Seguridad pública
Alerta Amber (Uruguay): activan búsqueda inmediata para niños y adolescentes desaparecidos.
La herramienta permite difundir de forma masiva la imagen y los datos relevantes de una persona menor de 18 años cuando exista presunción de riesgo grave. La Policía Nacional podrá activar el mecanismo con autorización judicial, y la información circulará por canales oficiales, redes, medios, 9-1-1, pasos de frontera y plataformas de Meta.
Uruguay ya cuenta con un sistema de búsqueda inmediata para casos de niños, niñas y adolescentes ausentes o desaparecidos en situaciones de alto riesgo.
La herramienta, denominada Alerta Amber Uruguay, fue presentada por el Ministerio del Interior y comenzó a funcionar como un dispositivo de respuesta temprana para acelerar la difusión pública cuando se presuma que la desaparición está vinculada a un hecho delictivo o violento
Al jueves 16 de julio, la fecha queda actualizada respecto al lanzamiento oficial realizado el miércoles 15.
El mecanismo apunta a reducir tiempos en una etapa crítica: las primeras horas de búsqueda.
Cuando se active la alerta, se difundirá la imagen de la persona ausente junto con información relevante para facilitar su localización en el menor plazo posible.
La comunicación se hará por distintos canales, entre ellos la página del Ministerio del Interior, redes sociales, la aplicación 9-1-1, medios de comunicación, plataformas de Meta, páginas gubernamentales, pantallas de gobiernos departamentales, peajes, puertos, aeropuertos y pasos de frontera.

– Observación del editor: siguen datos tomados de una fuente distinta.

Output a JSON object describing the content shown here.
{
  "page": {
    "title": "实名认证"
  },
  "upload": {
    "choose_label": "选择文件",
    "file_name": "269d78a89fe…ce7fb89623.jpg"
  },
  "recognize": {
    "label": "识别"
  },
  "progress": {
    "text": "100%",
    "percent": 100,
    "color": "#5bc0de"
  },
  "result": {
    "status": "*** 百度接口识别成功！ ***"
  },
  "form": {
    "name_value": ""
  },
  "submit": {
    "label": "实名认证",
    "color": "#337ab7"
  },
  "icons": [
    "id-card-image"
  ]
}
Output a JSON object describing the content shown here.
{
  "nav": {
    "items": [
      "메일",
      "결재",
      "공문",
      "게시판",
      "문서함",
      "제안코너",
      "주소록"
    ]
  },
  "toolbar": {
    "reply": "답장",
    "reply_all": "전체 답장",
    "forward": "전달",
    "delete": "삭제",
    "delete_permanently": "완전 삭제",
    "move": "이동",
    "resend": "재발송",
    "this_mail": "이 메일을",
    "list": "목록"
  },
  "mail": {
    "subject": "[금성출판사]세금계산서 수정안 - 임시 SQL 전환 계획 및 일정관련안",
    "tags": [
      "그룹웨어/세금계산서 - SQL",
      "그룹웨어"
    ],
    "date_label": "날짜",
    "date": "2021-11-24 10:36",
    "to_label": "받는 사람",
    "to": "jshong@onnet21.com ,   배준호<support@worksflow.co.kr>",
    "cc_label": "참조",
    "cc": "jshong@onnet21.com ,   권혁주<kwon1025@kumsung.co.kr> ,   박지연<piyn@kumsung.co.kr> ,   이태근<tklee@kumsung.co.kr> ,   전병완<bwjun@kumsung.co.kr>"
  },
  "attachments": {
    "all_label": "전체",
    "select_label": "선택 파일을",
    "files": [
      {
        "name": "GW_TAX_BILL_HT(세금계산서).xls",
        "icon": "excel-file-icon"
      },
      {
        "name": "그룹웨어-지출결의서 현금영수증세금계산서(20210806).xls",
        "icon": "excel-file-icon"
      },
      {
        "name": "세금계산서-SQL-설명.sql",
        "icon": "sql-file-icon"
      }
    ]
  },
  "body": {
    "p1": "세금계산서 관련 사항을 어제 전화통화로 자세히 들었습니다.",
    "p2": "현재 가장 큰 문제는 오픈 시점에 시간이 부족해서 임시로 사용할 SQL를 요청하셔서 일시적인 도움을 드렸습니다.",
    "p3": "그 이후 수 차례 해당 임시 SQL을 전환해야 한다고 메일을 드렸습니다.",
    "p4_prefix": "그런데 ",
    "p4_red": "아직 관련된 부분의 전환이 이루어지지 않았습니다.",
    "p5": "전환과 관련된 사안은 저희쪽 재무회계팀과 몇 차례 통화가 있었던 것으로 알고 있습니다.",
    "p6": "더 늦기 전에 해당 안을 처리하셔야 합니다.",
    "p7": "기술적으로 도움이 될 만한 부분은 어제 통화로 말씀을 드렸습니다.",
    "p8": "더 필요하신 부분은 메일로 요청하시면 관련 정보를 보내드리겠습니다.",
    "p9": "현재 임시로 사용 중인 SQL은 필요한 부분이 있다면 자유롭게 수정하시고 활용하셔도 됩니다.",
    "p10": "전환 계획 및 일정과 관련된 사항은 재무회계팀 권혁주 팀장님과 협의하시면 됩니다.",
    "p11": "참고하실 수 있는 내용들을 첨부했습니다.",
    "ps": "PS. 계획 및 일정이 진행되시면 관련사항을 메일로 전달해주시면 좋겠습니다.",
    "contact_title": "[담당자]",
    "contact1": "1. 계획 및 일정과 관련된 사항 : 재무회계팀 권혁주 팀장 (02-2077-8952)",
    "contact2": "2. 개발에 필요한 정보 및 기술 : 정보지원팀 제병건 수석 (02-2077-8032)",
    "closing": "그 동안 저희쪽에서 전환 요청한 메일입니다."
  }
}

La creación del sistema fue establecida por la Ley 20.381, del 25 de setiembre de 2024, y reglamentada por el Decreto 78/025, del 28 de febrero de 2025.
Su implementación reúne a varias instituciones del Estado: Fiscalía General de la Nación, Poder Judicial, Instituto del Niño y el Adolescente del Uruguay, Sistema Nacional de Emergencias, Policía Nacional, Dirección General de Lucha contra el Crimen Organizado e Interpol.
También participa Meta, que trabajó en la integración de las notificaciones dentro de sus plataformas.
Durante la presentación, el Ministro del Interior, Carlos Negro, sostuvo que la desaparición de un niño o adolescente no moviliza únicamente a las instituciones, sino a toda la sociedad.
En esa línea, remarcó que la Alerta Amber puede convertirse en una herramienta clave para ampliar el alcance de la búsqueda, involucrar a la comunidad y generar una reacción coordinada frente a una emergencia.
La Fiscal de Corte, Mónica Ferrero, destacó la capacidad del sistema para activar respuestas rápidas y articuladas, no solo ante casos nacionales, sino también frente a situaciones con posible conexión regional.
En la presentación también participaron el secretario letrado de la Suprema Corte de Justicia, Juan Pablo Novella, y la directora de Seguridad de Meta, Emily Vacher.
La activación de la alerta no será automática ante cualquier ausencia.
El protocolo establece tres condiciones centrales: que la persona desaparecida sea menor de 18 años; que pueda presumirse un origen delictivo o violento con peligro grave; y que exista consentimiento del padre, madre, tutor o familiar directo hasta segundo grado de consanguinidad que formule la denuncia.
En caso de negativa, deberá quedar constancia escrita bajo firma y responsabilidad del denunciante.
Antes de emitir la alerta, técnicos del Departamento de Registro y Búsqueda de Personas Ausentes deberán elaborar un informe de riesgo.
Luego, la activación será realizada por la Policía Nacional mediante el Sistema de Gestión de Seguridad Pública, una vez obtenida la autorización del juzgado competente.
Ese diseño busca equilibrar velocidad, protección de datos, control institucional y eficacia operativa.
La información ciudadana será un componente decisivo.
Quienes puedan aportar datos deberán comunicarse a través de la línea 9-1-1, disponible las 24 horas, o concurrir a la comisaría más cercana.
En un sistema de estas características, cada dato verificado puede acortar distancias, orientar recursos y permitir una intervención más rápida.
La llegada de la Alerta Amber marca un cambio relevante en la forma de abordar desapariciones de niños y adolescentes en Uruguay.
No sustituye la investigación policial ni el trabajo judicial, pero incorpora una capa de difusión pública capaz de multiplicar ojos, pantallas y canales de aviso en minutos.
En casos donde el tiempo puede ser determinante, esa reacción inmediata puede hacer la diferencia.